Felix Ermacora: Ergänzungsband 8. Quellen zum Österreichischen Verfassungsrecht (1920) (1967)

II. Texte und Dokumente - 4. Entwurf der großdeutschen Vereinigung

88 Entwurf der Großdeutschen Artikel 33. Freiheit der Berufswahl. (1) Jedem Staatsbürger steht es frei, einen Beruf zu wählen und sich darin auszubilden. (2) Alle Staatsbürger sind nach Maßgabe der Gesetze und entsprechend ihrer Befähigung und ihrer Leistung zu den öffentlichen Ämtern zu­zulassen. (3) Die weiblichen Angestellten sind den männlichen gleichgestellt. (4) Nationalen Minderheiten gebührt dieser Anteil nur im Verhältnis ihrer Zahl zur Gesamtbevölkerung.
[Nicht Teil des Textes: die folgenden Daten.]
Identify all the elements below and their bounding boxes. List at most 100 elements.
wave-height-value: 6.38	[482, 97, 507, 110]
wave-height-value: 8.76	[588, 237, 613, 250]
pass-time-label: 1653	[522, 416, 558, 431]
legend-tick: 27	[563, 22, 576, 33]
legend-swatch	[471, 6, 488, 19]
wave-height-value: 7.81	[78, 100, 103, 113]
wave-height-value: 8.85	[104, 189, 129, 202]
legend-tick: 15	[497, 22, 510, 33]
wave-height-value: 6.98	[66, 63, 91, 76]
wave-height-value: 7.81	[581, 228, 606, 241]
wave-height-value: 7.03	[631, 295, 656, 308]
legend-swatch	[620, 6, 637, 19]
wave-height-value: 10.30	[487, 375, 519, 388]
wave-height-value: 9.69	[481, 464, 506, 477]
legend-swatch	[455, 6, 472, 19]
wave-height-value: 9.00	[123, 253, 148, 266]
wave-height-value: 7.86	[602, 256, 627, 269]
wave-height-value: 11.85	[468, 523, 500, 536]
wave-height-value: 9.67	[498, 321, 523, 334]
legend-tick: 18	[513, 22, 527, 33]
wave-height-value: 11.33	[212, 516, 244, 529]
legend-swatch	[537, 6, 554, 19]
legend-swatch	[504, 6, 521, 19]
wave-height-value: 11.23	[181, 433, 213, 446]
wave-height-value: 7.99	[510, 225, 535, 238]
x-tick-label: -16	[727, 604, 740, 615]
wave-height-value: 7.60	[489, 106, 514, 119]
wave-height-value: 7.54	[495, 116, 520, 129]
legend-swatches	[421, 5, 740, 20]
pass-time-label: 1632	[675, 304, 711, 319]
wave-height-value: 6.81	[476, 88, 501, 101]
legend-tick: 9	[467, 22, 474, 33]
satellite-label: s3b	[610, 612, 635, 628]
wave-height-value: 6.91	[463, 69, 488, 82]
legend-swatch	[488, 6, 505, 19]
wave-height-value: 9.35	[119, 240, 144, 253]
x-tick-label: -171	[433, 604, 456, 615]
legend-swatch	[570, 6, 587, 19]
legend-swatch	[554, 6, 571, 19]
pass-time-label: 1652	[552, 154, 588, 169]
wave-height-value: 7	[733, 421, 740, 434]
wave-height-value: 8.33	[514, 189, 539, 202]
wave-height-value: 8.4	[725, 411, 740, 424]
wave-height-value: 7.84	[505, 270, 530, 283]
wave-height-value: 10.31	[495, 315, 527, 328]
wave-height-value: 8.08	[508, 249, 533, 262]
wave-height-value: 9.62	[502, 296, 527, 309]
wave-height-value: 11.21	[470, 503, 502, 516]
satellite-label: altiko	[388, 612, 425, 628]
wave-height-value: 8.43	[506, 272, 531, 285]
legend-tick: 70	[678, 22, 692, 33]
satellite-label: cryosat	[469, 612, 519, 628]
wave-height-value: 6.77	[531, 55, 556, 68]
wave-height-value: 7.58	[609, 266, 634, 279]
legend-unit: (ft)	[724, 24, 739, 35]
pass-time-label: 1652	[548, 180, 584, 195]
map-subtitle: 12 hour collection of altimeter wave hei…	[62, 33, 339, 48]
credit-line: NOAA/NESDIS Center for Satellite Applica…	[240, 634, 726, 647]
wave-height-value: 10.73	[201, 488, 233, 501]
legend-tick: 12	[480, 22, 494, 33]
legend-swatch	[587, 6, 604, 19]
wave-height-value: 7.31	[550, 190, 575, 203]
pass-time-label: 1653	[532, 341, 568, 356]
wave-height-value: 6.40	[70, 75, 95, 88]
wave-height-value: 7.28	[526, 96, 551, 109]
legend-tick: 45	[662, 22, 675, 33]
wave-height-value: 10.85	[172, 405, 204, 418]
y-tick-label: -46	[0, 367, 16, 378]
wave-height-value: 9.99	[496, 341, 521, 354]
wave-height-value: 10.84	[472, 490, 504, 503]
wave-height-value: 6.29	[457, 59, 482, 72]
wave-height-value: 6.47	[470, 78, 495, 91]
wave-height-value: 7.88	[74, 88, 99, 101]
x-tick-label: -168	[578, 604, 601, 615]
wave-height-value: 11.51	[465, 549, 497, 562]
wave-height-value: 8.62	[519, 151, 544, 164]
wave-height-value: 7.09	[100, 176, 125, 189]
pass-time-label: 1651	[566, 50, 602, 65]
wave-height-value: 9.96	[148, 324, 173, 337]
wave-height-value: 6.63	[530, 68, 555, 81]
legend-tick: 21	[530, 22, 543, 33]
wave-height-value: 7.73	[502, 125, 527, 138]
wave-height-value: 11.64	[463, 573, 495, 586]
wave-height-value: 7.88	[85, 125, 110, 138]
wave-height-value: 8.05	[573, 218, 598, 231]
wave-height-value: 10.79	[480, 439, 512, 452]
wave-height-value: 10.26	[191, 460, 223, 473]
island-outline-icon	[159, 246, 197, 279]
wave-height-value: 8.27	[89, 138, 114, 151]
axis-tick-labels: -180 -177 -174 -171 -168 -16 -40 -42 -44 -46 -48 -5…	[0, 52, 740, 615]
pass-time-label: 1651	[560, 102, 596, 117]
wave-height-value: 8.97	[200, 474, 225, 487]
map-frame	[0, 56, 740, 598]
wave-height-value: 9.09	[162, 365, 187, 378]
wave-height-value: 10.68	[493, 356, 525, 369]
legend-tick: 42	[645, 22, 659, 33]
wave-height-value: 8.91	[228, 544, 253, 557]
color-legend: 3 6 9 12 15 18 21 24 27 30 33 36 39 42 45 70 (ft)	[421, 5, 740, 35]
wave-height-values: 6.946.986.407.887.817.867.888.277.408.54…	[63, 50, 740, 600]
Artikel 34. Die Freiheit des Eigentums. (1) Das Eigentum wird gewährleistet. Eine Enteignung darf nur auf Grund der Gesetze zum gemeinsamen Besten gegen angemessene Ent­schädigung erfolgen. (2) Über die Höhe der Entschädigung entscheidet im Streitfälle das ordentliche Gericht. Artikel 35. Freiheit der Arbeitskraft. (1) Die Arbeitskraft, körperliche und geistige, steht unter dem Schutze der Gesetze. (2) Jeder Staatsbürger, der zur körperlichen oder geistigen Arbeit fähig ist, ist ohne Rücksicht auf seinen Besitz zur Arbeit verpflichtet. In welcher Weise unbenutzte Arbeitskräfte im Interesse der Gesamtheit nutzbar zu machen sind, ist durch besonderes Gesetz zu bestimmen. (3) Die Arbeitsnachweisung und die gesellschaftliche Versicherung für den Fall unverschuldeter Arbeitslosigkeit ist durch Gesetz zu regeln. Artikel 36. Schutz der Arbeitskraft. (1) Für den Fall der Krankheit und der Arbeitsunfähigkeit, zur Für­sorge gegen die wirtschaftlichen Folgen des Alters und der Wechselfälle des Lebens und zum Schutze der Mutterschaft ist ein Versicherungswesen unter Mitwirkung der Versicherten zu schaffen (Sozialversicherung). (2) Für den selbständigen Mittelstand in Landwirtschaft, Handel und Gewerbe ist eine fakultative Versicherung gegen die Folgen des Alters, der Krankheit und Erwerbsunfähigkeit zu errichten. Artikel 37. Die Vertragsfreiheit. (1) Im wirtschaftlichen Verkehre gilt Vertragsfreiheit. Wucher ist ver­boten.